There are two threads running throughout this book: the dominant one is to map the topography of digital game culture in China and the hidden one is to address the underlying question of what constitutes a “real” gamer. The way of interspersed narrative can portray both the macro topography of digital game culture and the micro texture of individual agency. Additionally, Szablewicz extracts rich data about the culture of digital games in China using sound anthropological fieldwork applied to specific situational analysis and uses empirical materials to establish the groundwork for theoretical arguments, which makes this book very readable. However, it would have be more endogenous if the author take “family” (a key variable) into account, especially about the discussion of Internet addiction in the China’s context. That would add depth to the debate of this book.

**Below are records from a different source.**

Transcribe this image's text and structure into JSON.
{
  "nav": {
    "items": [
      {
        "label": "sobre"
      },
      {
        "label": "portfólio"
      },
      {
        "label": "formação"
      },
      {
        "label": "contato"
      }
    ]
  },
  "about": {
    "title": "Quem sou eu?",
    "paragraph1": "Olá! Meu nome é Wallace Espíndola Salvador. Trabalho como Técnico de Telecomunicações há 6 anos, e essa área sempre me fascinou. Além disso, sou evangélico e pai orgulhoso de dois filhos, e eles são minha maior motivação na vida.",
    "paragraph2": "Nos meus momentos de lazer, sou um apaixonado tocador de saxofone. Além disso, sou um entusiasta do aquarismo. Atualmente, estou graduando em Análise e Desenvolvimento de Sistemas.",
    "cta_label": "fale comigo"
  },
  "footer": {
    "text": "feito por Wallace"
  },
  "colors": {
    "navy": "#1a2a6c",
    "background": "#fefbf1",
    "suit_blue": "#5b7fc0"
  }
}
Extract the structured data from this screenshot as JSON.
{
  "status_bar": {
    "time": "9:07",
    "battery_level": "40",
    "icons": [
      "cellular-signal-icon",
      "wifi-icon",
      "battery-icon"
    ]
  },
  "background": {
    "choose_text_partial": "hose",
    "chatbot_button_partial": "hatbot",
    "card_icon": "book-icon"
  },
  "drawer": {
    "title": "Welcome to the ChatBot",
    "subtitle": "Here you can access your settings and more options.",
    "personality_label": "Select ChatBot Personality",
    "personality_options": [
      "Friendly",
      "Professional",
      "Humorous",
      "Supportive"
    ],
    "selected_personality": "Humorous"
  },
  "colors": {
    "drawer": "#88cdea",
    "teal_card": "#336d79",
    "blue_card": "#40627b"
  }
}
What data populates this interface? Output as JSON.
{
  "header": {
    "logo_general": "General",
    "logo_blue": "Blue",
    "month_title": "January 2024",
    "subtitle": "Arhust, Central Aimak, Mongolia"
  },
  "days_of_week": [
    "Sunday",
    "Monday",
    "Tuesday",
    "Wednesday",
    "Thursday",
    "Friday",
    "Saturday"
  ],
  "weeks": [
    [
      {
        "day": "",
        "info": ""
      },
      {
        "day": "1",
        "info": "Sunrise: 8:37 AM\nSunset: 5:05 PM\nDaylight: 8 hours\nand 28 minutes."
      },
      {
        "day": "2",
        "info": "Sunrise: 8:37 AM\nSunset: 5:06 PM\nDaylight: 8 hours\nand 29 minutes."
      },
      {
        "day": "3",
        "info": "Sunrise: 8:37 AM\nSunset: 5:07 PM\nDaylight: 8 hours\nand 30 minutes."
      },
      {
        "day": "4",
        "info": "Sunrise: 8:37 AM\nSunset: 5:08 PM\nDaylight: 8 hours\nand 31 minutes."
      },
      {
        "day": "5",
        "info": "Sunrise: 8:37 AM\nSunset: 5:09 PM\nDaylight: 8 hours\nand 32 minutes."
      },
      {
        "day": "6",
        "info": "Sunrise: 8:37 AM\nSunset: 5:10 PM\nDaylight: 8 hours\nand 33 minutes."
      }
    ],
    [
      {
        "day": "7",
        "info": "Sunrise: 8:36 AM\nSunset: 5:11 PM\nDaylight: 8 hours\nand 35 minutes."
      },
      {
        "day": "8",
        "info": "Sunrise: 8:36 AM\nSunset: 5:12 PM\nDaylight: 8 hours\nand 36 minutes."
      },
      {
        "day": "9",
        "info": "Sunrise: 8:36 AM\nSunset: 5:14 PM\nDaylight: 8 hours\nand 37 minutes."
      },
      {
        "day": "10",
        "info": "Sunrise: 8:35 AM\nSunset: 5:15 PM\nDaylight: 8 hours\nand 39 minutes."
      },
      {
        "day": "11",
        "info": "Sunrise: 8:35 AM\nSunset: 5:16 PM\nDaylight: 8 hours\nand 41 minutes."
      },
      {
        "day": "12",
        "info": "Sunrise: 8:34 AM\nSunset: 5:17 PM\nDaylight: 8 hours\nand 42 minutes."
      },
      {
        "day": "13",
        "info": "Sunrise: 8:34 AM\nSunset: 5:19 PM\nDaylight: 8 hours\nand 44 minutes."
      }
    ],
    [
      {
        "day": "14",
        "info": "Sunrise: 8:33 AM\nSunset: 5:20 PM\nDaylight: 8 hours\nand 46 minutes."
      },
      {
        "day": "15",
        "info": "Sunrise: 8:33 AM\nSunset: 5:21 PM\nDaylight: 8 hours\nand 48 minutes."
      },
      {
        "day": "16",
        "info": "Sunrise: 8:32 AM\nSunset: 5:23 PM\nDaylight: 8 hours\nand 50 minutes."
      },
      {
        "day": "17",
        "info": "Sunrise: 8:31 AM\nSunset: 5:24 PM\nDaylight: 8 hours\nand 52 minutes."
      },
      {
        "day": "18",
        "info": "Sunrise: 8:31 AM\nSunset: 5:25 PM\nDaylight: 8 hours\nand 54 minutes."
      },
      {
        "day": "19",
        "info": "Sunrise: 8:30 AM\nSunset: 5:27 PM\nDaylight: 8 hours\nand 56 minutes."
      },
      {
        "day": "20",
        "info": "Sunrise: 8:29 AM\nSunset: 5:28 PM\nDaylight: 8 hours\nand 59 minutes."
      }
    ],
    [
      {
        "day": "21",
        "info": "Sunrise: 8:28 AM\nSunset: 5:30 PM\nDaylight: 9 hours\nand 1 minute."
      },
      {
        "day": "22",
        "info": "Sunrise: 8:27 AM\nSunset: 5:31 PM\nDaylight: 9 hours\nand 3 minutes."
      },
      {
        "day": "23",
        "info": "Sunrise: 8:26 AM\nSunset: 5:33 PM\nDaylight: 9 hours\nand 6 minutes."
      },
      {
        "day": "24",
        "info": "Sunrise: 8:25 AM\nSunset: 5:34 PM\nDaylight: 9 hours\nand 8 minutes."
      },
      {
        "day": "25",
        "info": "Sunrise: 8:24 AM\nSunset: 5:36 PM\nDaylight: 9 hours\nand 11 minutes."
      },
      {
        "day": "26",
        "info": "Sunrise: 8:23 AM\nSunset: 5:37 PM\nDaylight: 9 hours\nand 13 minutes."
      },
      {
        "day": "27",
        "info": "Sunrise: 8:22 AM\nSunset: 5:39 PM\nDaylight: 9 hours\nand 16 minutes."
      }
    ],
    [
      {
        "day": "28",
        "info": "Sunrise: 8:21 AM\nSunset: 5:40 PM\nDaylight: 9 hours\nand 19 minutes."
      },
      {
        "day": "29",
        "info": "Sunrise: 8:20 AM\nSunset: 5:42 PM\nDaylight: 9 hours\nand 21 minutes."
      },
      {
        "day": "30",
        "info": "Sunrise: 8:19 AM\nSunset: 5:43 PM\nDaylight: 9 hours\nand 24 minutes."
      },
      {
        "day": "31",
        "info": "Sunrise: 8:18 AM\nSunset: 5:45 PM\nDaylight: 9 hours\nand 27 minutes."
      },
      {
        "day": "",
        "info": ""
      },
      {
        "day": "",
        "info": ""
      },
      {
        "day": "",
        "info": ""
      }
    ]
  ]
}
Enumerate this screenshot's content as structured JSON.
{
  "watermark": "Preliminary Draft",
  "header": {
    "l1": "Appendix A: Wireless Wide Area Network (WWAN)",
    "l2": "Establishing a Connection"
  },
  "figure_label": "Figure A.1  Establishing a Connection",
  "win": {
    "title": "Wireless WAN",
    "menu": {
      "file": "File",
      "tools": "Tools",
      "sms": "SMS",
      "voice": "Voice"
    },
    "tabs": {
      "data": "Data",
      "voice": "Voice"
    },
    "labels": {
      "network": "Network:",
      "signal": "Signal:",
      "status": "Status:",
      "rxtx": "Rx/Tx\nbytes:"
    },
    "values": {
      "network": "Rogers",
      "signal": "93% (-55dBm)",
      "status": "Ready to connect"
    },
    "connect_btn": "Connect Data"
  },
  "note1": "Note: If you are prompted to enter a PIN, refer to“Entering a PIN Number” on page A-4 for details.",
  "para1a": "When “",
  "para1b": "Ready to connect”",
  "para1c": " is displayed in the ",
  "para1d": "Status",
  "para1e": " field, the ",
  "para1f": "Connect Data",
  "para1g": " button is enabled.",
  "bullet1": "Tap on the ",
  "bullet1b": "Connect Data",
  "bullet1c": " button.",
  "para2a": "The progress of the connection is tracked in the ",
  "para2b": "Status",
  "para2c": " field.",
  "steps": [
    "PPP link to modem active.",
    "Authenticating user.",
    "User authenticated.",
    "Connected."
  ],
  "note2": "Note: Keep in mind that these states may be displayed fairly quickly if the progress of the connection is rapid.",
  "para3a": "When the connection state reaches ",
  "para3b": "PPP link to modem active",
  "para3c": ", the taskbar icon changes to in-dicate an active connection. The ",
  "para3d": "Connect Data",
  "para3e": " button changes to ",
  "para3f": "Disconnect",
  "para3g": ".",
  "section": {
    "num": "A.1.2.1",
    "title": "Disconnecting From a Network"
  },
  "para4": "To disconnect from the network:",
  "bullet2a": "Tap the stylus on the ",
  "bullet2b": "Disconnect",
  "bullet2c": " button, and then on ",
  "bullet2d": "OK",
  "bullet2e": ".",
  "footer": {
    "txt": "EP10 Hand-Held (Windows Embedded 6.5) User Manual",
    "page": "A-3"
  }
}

In sum, the book Mapping Digital Game Culture in China: From Internet Addicts to Esports Athletes portrays a vivid and meaningful topography of digital game culture in China. Szablewicz shows the struggle between structural constraints from the authorities and the subjectivity of young gamers, the convergence of politics and culture, and the interaction of discourse and affection. Furthermore, the author explores issues in China to reflect on global concerns about digital game addiction. She optimistically points out that digital media provide platforms for youth to become more aware of their own subjectivity and the shortcomings of the society where they live. The book makes us realize that digital game culture has the potential to be a reality-changing force when finding the real life was no match for the utopian world of digital games. Additionally, as productive groups with subjectivity and agency, young people can also be productive.